The fact that Meta now owns this data makes it a hard sell for enterprise users, despite the “Private Cloud” assurances.
The Verdict:
It is the ultimate tool for corporate survival. But wearing it makes you feel like a narc.
Score: 7/10 (Utility is 10/10, Social Cost is High).
3. The “Ghost”: Apple AirSpecs (Preview)

Apple hasn’t shipped yet. But their “Developer Preview” leaks tell us exactly what they are doing.
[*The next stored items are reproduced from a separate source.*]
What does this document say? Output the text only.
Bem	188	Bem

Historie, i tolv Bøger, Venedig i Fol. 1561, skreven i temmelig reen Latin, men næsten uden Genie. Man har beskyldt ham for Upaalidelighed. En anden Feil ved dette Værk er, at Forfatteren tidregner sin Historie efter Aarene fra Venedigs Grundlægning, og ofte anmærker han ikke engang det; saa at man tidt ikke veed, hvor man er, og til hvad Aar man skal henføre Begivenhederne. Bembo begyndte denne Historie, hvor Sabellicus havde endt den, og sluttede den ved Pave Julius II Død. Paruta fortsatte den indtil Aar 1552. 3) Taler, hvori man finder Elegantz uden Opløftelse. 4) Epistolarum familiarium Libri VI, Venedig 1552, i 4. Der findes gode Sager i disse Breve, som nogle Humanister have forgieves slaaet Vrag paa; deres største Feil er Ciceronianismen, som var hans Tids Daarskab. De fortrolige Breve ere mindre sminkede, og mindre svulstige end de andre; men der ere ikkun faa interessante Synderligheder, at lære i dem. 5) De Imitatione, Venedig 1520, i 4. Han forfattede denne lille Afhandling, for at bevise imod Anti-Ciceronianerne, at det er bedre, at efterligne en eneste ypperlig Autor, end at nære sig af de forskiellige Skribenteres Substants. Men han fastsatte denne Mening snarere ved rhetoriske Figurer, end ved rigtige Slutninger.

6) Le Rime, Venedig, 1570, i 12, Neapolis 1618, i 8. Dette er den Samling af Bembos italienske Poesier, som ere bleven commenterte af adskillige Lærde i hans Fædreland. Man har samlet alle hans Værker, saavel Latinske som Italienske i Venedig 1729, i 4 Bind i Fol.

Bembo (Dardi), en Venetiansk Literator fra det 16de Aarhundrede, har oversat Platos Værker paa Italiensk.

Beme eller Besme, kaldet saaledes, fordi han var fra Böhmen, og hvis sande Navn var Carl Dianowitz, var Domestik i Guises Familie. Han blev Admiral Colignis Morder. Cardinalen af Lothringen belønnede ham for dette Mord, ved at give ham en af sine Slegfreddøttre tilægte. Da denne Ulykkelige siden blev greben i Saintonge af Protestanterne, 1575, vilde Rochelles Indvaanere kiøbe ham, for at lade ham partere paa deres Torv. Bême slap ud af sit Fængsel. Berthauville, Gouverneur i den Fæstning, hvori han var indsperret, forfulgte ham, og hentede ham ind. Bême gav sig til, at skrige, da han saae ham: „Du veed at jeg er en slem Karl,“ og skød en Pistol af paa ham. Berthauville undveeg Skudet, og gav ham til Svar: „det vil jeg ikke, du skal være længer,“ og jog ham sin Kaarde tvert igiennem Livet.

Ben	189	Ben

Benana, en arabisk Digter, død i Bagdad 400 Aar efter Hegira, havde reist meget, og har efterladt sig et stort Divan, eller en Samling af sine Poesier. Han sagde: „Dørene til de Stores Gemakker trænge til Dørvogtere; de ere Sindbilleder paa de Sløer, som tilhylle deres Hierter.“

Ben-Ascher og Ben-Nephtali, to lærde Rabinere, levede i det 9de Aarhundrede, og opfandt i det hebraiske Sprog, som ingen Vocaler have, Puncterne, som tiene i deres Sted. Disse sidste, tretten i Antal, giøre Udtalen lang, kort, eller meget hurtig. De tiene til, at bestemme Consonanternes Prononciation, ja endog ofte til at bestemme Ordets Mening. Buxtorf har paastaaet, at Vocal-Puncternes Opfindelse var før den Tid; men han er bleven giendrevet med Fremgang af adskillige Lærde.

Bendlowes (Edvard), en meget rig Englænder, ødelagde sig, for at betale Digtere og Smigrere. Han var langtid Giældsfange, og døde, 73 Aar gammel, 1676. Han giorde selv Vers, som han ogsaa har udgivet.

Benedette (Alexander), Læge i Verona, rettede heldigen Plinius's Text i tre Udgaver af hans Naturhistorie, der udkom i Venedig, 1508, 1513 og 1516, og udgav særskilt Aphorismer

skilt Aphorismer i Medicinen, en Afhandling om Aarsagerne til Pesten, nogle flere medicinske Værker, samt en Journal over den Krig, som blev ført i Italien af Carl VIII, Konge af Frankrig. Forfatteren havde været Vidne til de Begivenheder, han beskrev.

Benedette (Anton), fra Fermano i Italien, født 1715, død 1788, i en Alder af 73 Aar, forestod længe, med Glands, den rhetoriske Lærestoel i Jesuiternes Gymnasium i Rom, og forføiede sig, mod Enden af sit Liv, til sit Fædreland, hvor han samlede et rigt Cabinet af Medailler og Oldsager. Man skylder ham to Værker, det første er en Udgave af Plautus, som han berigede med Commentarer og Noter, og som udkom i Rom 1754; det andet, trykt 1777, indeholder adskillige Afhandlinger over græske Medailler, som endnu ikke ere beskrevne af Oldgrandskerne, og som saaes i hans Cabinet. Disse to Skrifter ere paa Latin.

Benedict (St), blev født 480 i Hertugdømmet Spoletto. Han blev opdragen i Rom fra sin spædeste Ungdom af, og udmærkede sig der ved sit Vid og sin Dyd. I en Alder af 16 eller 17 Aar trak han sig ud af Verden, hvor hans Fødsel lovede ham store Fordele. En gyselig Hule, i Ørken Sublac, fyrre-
They aren’t doing cameras. They aren’t doing “Memory.”
They are doing HUD (Heads-Up Display).
While Meta wants to see the world, Apple wants to label it.
The rumored AirSpecs project arrows onto the street. They float notification bubbles next to people’s heads. They are purely visual.
Why this matters:
The Meta glasses are audio-first. If you are in a loud bar, they are useless.
Apple is betting that we want subtitles for reality.
If the rumors of the “Siri + LLM” integration are true, Apple might win the “Passive” war.
“Siri, highlight the vegan options on this menu.” And suddenly, the menu glows green in your vision.
The Conclusion: Friction was the Enemy
Why did the Humane Pin fail? Because it added friction. It forced you to use a laser projector on your hand. It forced you to speak commands. It was harder than just pulling out your phone.
The winners of 2025 succeeded because they removed friction.
Meta Ray-Bans: Removed the friction of taking a photo.
Limitless: Removed the friction of taking notes.6
We don’t want a “Smart Companion.” We don’t want to have a conversation with an Operating System (sorry, Her fans).
We want superpowers. We want to see better, hear better, and remember better.
The phone is safe. It’s not going anywhere.
But for the first time in a decade, I’m actually excited to put something else in my pocket. Or rather, on my face.